We don't have to choose between the current US model and something like the Canadian or British systems that conservative Republicans love to bash. In between the extremes of national single-payer systems (e.g. Canada or Great Britain) and completely unregulated, market-driven systems there is a whole range of possible solutions to consider, e.g. the German system, my personal favorite after having lived there for many years and having had only positive experiences, even though I know that it, too, has its imperfections. For a more in-depth discussion of healthcare systems in other countries, and their respective upsides and downsides, than I can offer here, I would suggest the book The Healing of America by T. R. Reid; for now, here is a short article in which Reid discusses some of the key ideas presented in his book.
The closest that we have come to a discussion about real change in healthcare is with the brief dust-up over the "public option". But we did not have a serious debate about that. And we most certainly did not have an adult discussion about the fundamental issue of whether healthcare is a fundamental human right to be guaranteed by the government, or a service that will be sold in whatever manner generates the most profits for those who provide it, or something in between.

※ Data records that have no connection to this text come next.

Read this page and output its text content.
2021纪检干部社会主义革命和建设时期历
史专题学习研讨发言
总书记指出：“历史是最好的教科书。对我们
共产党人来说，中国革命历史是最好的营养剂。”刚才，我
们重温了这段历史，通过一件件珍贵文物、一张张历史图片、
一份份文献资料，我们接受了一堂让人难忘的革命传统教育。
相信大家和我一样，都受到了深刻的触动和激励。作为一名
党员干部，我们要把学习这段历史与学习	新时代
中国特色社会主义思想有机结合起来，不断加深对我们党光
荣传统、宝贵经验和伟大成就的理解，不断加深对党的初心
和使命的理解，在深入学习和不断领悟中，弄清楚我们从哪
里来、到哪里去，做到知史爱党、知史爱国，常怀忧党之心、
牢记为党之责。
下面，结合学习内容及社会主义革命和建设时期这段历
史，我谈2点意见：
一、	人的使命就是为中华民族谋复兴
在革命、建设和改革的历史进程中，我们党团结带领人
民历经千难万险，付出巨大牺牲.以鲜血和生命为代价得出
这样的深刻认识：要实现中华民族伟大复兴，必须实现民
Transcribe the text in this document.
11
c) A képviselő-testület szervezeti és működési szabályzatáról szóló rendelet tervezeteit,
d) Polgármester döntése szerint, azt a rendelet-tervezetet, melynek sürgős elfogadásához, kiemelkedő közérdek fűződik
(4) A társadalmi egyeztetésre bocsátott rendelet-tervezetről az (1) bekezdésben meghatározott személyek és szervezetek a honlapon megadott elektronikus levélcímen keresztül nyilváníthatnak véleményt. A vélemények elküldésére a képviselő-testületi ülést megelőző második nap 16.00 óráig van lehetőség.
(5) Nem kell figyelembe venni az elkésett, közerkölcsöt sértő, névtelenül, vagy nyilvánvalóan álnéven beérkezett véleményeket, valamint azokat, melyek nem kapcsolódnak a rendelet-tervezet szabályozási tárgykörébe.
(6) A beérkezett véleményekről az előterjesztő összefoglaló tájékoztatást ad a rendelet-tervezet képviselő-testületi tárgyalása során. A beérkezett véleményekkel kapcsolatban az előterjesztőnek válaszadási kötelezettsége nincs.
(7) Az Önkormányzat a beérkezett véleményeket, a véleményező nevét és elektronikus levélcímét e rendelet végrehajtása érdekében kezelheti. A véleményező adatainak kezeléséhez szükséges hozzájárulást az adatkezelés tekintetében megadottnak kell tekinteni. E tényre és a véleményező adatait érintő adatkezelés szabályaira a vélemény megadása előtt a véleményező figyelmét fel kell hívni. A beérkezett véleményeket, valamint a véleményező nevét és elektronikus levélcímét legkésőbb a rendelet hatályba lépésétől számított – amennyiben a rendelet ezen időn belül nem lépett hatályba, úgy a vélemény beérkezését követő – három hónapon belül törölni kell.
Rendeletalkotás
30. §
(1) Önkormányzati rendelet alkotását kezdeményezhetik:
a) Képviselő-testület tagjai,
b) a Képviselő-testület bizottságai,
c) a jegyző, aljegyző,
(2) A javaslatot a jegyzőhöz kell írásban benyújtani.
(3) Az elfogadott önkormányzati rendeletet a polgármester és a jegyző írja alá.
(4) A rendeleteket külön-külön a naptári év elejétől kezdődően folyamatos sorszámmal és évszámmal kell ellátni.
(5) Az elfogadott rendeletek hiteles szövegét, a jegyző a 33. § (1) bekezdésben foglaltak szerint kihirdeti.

The broad American middle did not say to the right, "I want to hear what your program is; I don't want to hear a bunch of blather about about death panels and socialism," and to the left, "I want a credible accounting of how much this will cost and how it will be paid for." Nor did it say to itself, "I accept that I may have to change my whole way of looking at this problem and that in any case I can't get something for nothing." We just settled for people yelling at each other on TV "news" shows. We also didn't demand that anyone who said "no" to the proposals on the table propose an alternative, or at least publicly acknowledge that the benefits to those who would be helped by those proposals are, in his or her opinion, simply not worth the money.
In summary: we need solutions, but we seem to be satisfied to settle for slogans. Wake up, America. But more importantly, grow up.